MoralBERT: A Fine-Tuned Language Model for Capturing Moral Values in Social Discussions
Vjosa Preniqi, Iacopo Ghinassi, Julia Ive, Charalampos Saitis, Kyriaki Kalimeri
TL;DR
This work tackles automatic moral-value detection in social media text using Moral Foundations Theory (MFT) across multiple platforms. It introduces MoralBERT, a set of transformer models fine-tuned on three heterogeneous, manually annotated corpora (MFTC on Twitter, MFRC on Reddit, and FB) with both aggregated and domain-adversarial training; the adversarial variant uses a gradient reversal layer and dual objectives with losses $L_{moral}$, $L_{dom}$ and regularizers $L_{norm}$ and $L_{rec}$. Compared against MoralStrength, Word2Vec+RF, and GPT-4 zero-shot, MoralBERT_adv delivers higher in-domain F1 by approximately 11–32% and shows improved out-of-domain generalization, though gains are more modest outside the training domains. The work demonstrates a resource-efficient, interpretable alternative to large LLMs for analyzing moral narratives in controversial debates and paves the way for multilingual extensions and synthetic-data augmentation to broaden coverage and reduce annotation needs.
Abstract
Moral values play a fundamental role in how we evaluate information, make decisions, and form judgements around important social issues.

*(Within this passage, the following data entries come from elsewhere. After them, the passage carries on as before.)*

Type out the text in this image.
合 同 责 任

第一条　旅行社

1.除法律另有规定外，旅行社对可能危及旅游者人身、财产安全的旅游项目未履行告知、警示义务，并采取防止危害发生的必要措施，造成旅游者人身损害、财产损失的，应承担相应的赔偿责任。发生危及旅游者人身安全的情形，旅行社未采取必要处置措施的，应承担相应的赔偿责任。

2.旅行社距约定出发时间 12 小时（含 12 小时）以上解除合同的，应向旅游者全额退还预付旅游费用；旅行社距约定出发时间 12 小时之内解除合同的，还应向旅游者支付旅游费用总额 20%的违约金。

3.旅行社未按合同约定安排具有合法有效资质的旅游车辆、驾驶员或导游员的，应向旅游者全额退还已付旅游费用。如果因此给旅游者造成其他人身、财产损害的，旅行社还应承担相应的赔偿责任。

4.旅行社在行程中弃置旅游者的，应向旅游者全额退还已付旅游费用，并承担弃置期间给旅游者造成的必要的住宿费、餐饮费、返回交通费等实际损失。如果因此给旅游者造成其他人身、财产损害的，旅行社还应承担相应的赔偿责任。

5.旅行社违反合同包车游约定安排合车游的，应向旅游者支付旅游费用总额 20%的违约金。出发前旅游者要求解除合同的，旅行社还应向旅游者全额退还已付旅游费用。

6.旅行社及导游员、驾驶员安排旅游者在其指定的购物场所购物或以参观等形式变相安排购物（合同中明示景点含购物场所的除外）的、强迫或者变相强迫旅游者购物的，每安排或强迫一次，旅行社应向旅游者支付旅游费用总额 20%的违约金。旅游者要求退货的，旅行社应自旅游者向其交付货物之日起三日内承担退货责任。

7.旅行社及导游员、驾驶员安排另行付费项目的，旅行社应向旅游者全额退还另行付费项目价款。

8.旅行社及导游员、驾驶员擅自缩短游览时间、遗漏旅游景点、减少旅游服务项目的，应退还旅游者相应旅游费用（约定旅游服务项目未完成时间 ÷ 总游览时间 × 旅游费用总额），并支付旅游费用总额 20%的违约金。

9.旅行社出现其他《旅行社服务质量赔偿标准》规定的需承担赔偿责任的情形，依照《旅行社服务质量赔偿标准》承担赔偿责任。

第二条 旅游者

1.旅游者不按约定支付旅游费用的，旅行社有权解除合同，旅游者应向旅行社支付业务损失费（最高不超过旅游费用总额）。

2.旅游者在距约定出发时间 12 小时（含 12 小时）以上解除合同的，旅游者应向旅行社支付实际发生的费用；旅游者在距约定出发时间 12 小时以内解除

Controversial topics, including vaccination, abortion, racism, and sexual orientation, often elicit opinions and attitudes that are not solely based on evidence but rather reflect moral worldviews. Recent advances in Natural Language Processing (NLP) show that moral values can be gauged in human-generated textual content. Building on the Moral Foundations Theory (MFT), this paper introduces MoralBERT, a range of language representation models fine-tuned to capture moral sentiment in social discourse. We describe a framework for both aggregated and domain-adversarial training on multiple heterogeneous MFT human-annotated datasets sourced from Twitter (now X), Reddit, and Facebook that broaden textual content diversity in terms of social media audience interests, content presentation and style, and spreading patterns. We show that the proposed framework achieves an average F1 score that is between 11% and 32% higher than lexicon-based approaches, Word2Vec embeddings, and zero-shot classification with large language models such as GPT-4 for in-domain inference. Domain-adversarial training yields better out-of domain predictions than aggregate training while achieving comparable performance to zero-shot learning. Our approach contributes to annotation-free and effective morality learning, and provides useful insights towards a more comprehensive understanding of moral narratives in controversial social debates using NLP.